Ce qui est le plus frappant dans cette profession, en France comme ailleurs, c'est la différence d'allure entre une construction électrique classique (gros équipement de production et de transport d'électricité, moteurs de toutes tailles, électroménager), qui stagne ou se développe à peine, et un sous-secteur électronique (automates, robots, télématique, composants), qui progresse à pas de géants.

À deux vitesses

Ayant généralement un pied dans l'ancienne construction électrique et l'autre dans la nouvelle industrie électronique, les entreprises doivent faire face, dans le premier cas, à une concurrence exacerbée, et, dans le second, à l'obligation de s'allier avec les spécialistes de l'ordinateur et du semi-conducteur. D'où des stratégies — on le voit chez Thomson et à la CGE — combinant l'assainissement des activités traditionnelles et la diversification dans des techniques de pointe, grâce, notamment dans ce dernier cas, à des alliances internationales. Dans le grand kriegspiel industriel qui se joue aujourd'hui entre le Japon, l'Amérique et le Vieux Continent, ce dernier — et singulièrement la France — semble mal parti. Les rapprochements intervenus en 1984, par exemple dans la télématique, montrent tous que c'est le partenaire d'outre-Atlantique, que ce soit IBM ou ITT, qui fait la loi, alors que l'associé européen, Olivetti, Philips ou ICL, est en position de faiblesse.

Le problème de la CGE, qui a regroupé l'an passé les activités téléphoniques de Thomson avec les siennes propres, est précisément de se rapprocher d'un groupe américain suffisamment important pour qu'il lui apporte une technologie et un réseau, mais pas dangereusement trop gros. Certains observateurs pensent qu'il est désormais trop tard : la CGE a laissé filer les beaux partis, il ne lui reste plus que des deuxièmes choix.

L'automatisation

La mutation très rapide de la construction électrique ne se traduit pas seulement par des grandes manœuvres entre grandes entreprises, elle est également en train de déclencher l'apparition d'une nouvelle vague de PME spécialisées dans une activité qui explose littéralement : l'automatisation.
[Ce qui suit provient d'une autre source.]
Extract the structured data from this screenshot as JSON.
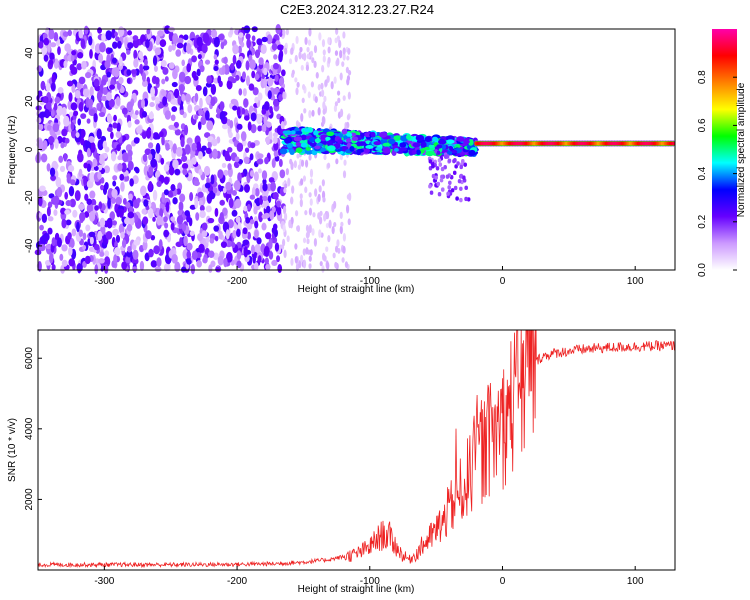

Ainsi, selon une étude du BIPE, le chiffre d'affaires des matériels d'automatisation, en France, devrait atteindre 25 milliards de F en 1990 contre moins de 5 en 1983. Une telle croissance — près de 25 % par an — s'explique par la nécessité vitale d'accroître la productivité de tous les secteurs industriels. D'ores et déjà, les dépenses d'automatisme ou, comme on dit maintenant, de productique représentent 4 % dans l'agro-alimentaire, 10 % dans l'automobile, 20 % dans la chimie et 24 dans l'énergie. À l'échelon mondial, le marché du matériel d'automatisation est de l'ordre de 100 milliards de F, Américains et Japonais s'octroyant 60 % du gâteau. Pour bien réussir dans ce métier (c'est précisément leur cas), il faut avoir des compétences dans des domaines aussi variés que les systèmes de commandes séquentielles, la régulation et, bien entendu, l'informatique. Rares sont les entreprises qui disposent d'une telle panoplie mais, paradoxalement, ce sont souvent des firmes de taille moyenne, évidemment très courtisées par les grands groupes, qui, eux, n'ont pas toujours la souplesse voulue pour maîtriser des activités pluridisciplinaires.

Des secteurs mous

Quels que soient les handicaps des entreprises de la construction électrique et électronique française (rigidité des grands groupes, manque de moyens financiers des PME, incapacité chronique de Bull, notre champion de l'informatique, à dégager des bénéfices), le secteur reste globalement compétitif. Au cours du premier semestre 1984, les exportations ont progressé de 26 % contre seulement 20 % pour les importations, d'où un excédent commercial de 3 milliards de F. Lorsqu'on détaille cet excédent, on s'aperçoit que la compétitivité française est forte en matière de matériels téléphoniques et d'électronique professionnelle. Là où le bât blesse, c'est dans le domaine de l'informatique et de l'audiovisuel. En ce qui concerne l'informatique, le déficit extérieur annuel de la France est de l'ordre de 5 milliards de F. Pour l'audiovisuel au sens large (télévision, hifi, magnétoscopes), il atteint 7 milliards de F. Autres postes déficitaires : les appareils électroménagers, les composants électroniques et les lampes électriques.